Archive for the ‘TripleRush’ Category

TripleRush: A Fast and Scalable Triple Store

Monday, October 21st, 2013

TripleRush: A Fast and Scalable Triple Store by Philip Stutz, Mihaela Verman, Lorenz Fischer, and Abraham Bernstein.

Abstract:

TripleRush is a parallel in-memory triple store designed to address the need for efficient graph stores that quickly answer queries over large-scale graph data. To that end it leverages a novel, graph-based architecture.

Specifi cally, TripleRush is built on our parallel and distributed graph processing framework Signal/Collect. The index structure is represented as a graph where each index vertex corresponds to a triple pattern. Partially matched copies of a query are routed in parallel along di fferent paths of this index structure.

We show experimentally that TripleRush takes less than a third of the time to answer queries compared to the fastest of three state-of-the-art triple stores, when measuring time as the geometric mean of all queries for two benchmarks.

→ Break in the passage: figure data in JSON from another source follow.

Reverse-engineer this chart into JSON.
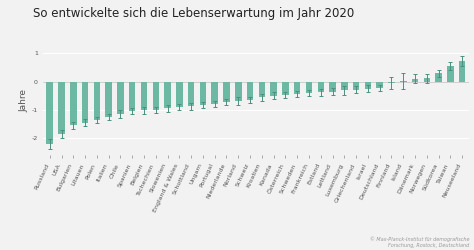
{
  "title": "So entwickelte sich die Lebenserwartung im Jahr 2020",
  "ylabel": "Jahre",
  "background_color": "#f2f2f2",
  "plot_background": "#f2f2f2",
  "bar_color": "#6db8a2",
  "error_color": "#4a9080",
  "watermark": "© Max-Planck-Institut für demografische\nForschung, Rostock, Deutschland",
  "categories": [
    "Russland",
    "USA",
    "Bulgarien",
    "Litauen",
    "Polen",
    "Italien",
    "Chile",
    "Spanien",
    "Belgien",
    "Tschechien",
    "Slowenien",
    "England & Wales",
    "Schottland",
    "Ungarn",
    "Portugal",
    "Niederlande",
    "Norland",
    "Schweiz",
    "Kroatien",
    "Kanada",
    "Österreich",
    "Schweden",
    "Frankreich",
    "Estland",
    "Lettland",
    "Luxemburg",
    "Griechenland",
    "Israel",
    "Deutschland",
    "Finnland",
    "Island",
    "Dänemark",
    "Norwegen",
    "Südkorea",
    "Taiwan",
    "Neuseeland"
  ],
  "values": [
    -2.22,
    -1.87,
    -1.55,
    -1.45,
    -1.35,
    -1.25,
    -1.15,
    -1.05,
    -1.02,
    -1.0,
    -0.95,
    -0.9,
    -0.88,
    -0.82,
    -0.78,
    -0.72,
    -0.68,
    -0.65,
    -0.55,
    -0.5,
    -0.48,
    -0.45,
    -0.4,
    -0.38,
    -0.35,
    -0.3,
    -0.28,
    -0.25,
    -0.22,
    -0.05,
    0.02,
    0.1,
    0.12,
    0.3,
    0.55,
    0.72
  ],
  "errors": [
    0.18,
    0.14,
    0.13,
    0.13,
    0.11,
    0.11,
    0.13,
    0.11,
    0.11,
    0.11,
    0.11,
    0.11,
    0.13,
    0.11,
    0.11,
    0.11,
    0.13,
    0.11,
    0.13,
    0.13,
    0.11,
    0.11,
    0.11,
    0.13,
    0.13,
    0.16,
    0.13,
    0.13,
    0.11,
    0.22,
    0.28,
    0.16,
    0.16,
    0.13,
    0.13,
    0.18
  ],
  "ylim": [
    -2.6,
    1.3
  ],
  "yticks": [
    -2,
    -1,
    0,
    1
  ],
  "title_fontsize": 8.5,
  "axis_fontsize": 6.5,
  "tick_fontsize": 4.5,
  "watermark_fontsize": 3.5
}
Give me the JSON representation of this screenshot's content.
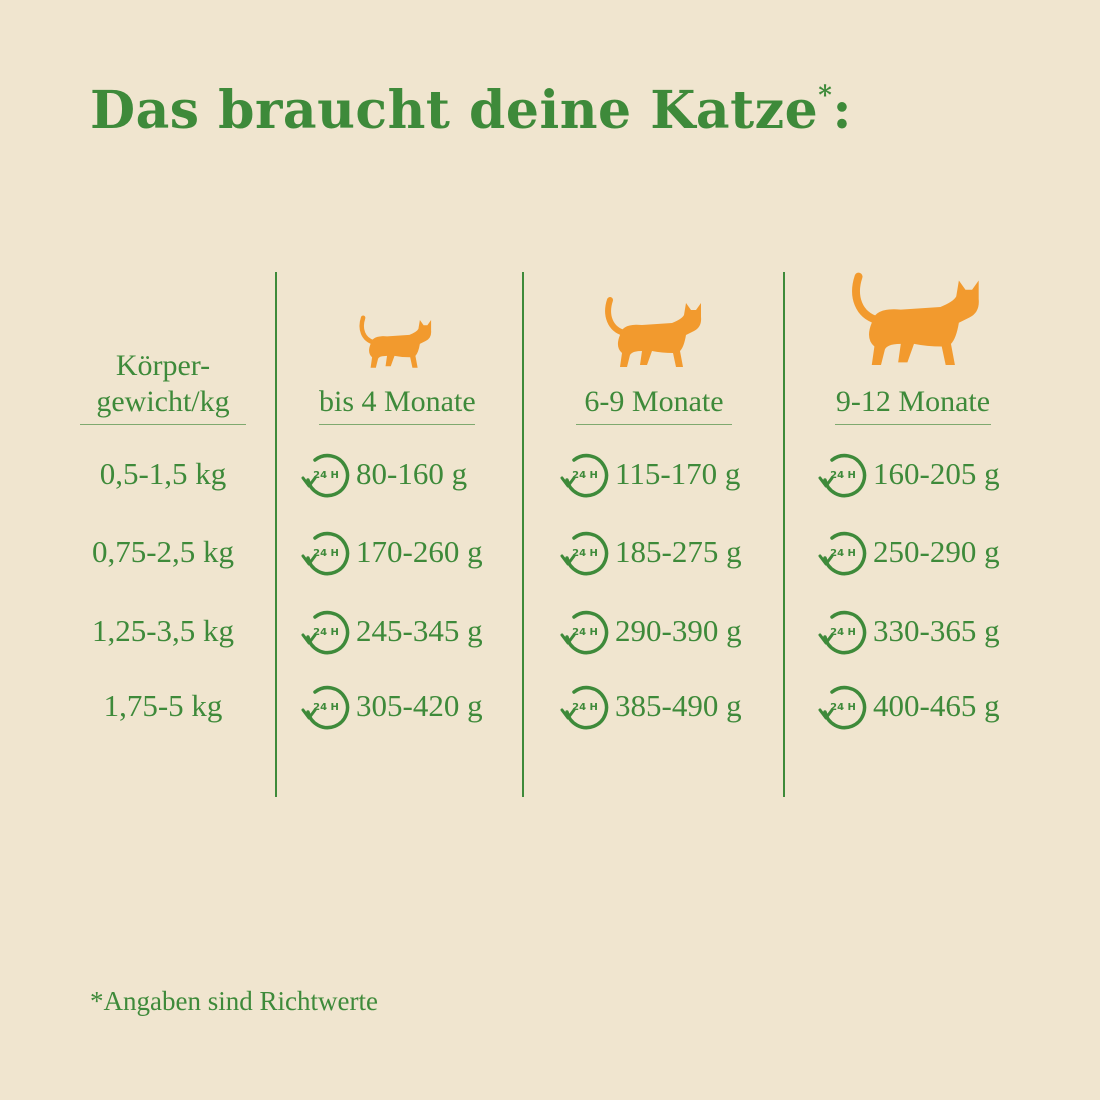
{
  "title": "Das braucht deine Katze",
  "title_asterisk": "*",
  "title_colon": ":",
  "table": {
    "row_header": [
      "Körper-",
      "gewicht/kg"
    ],
    "columns": [
      "bis 4 Monate",
      "6-9 Monate",
      "9-12 Monate"
    ],
    "icon_label": "24 H",
    "rows": [
      [
        "0,5-1,5 kg",
        "80-160 g",
        "115-170 g",
        "160-205 g"
      ],
      [
        "0,75-2,5 kg",
        "170-260 g",
        "185-275 g",
        "250-290 g"
      ],
      [
        "1,25-3,5 kg",
        "245-345 g",
        "290-390 g",
        "330-365 g"
      ],
      [
        "1,75-5 kg",
        "305-420 g",
        "385-490 g",
        "400-465 g"
      ]
    ]
  },
  "footnote": "*Angaben sind Richtwerte"
}
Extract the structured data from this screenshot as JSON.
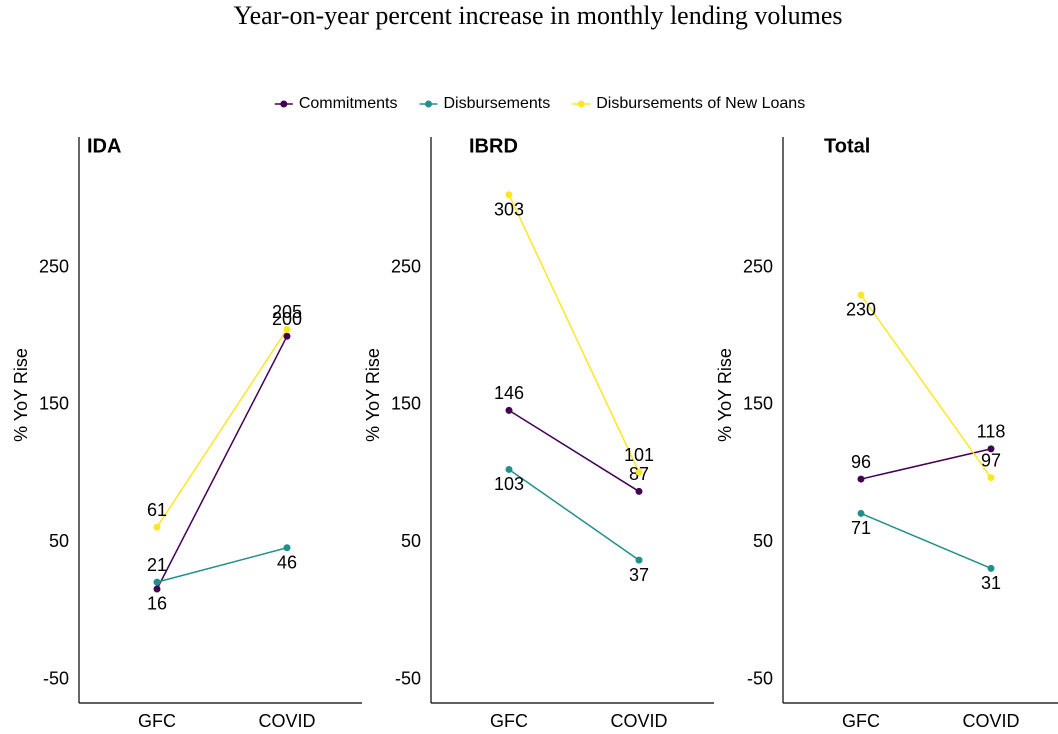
{
  "title": "Year-on-year percent increase in monthly lending volumes",
  "chart_data": [
    {
      "type": "line",
      "title": "IDA",
      "y_label": "% YoY Rise",
      "categories": [
        "GFC",
        "COVID"
      ],
      "series": [
        {
          "name": "Commitments",
          "color": "#440154",
          "values": [
            16,
            200
          ]
        },
        {
          "name": "Disbursements",
          "color": "#21908C",
          "values": [
            21,
            46
          ]
        },
        {
          "name": "Disbursements of New Loans",
          "color": "#FDE725",
          "values": [
            61,
            205
          ]
        }
      ],
      "ylim": [
        -67,
        345
      ],
      "yticks": [
        -50,
        50,
        150,
        250
      ]
    },
    {
      "type": "line",
      "title": "IBRD",
      "y_label": "% YoY Rise",
      "categories": [
        "GFC",
        "COVID"
      ],
      "series": [
        {
          "name": "Commitments",
          "color": "#440154",
          "values": [
            146,
            87
          ]
        },
        {
          "name": "Disbursements",
          "color": "#21908C",
          "values": [
            103,
            37
          ]
        },
        {
          "name": "Disbursements of New Loans",
          "color": "#FDE725",
          "values": [
            303,
            101
          ]
        }
      ],
      "ylim": [
        -67,
        345
      ],
      "yticks": [
        -50,
        50,
        150,
        250
      ]
    },
    {
      "type": "line",
      "title": "Total",
      "y_label": "% YoY Rise",
      "categories": [
        "GFC",
        "COVID"
      ],
      "series": [
        {
          "name": "Commitments",
          "color": "#440154",
          "values": [
            96,
            118
          ]
        },
        {
          "name": "Disbursements",
          "color": "#21908C",
          "values": [
            71,
            31
          ]
        },
        {
          "name": "Disbursements of New Loans",
          "color": "#FDE725",
          "values": [
            230,
            97
          ]
        }
      ],
      "ylim": [
        -67,
        345
      ],
      "yticks": [
        -50,
        50,
        150,
        250
      ]
    }
  ]
}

On individual queries, TripleRush is up to three orders of magnitude faster than other triple stores.

If the abstract hasn’t already gotten your interest, consider the following:

The index graph we just described is di fferent from traditional index structures, because it is designed for the efficient parallel routing of messages to triples that correspond to a given triple pattern. All vertices that form the index structure are active parallel processing elements that only interact via message passing.

That is the beginning to section “3.2 Query Processing.” It has a worked example that will repay a close reading.

The processing model outlined here is triple specific, but I don’t see any reason why the principles would not work for other graph structures.

This is going to the top of my reading list.

I first saw this in a tweet by Stefano Bertolo.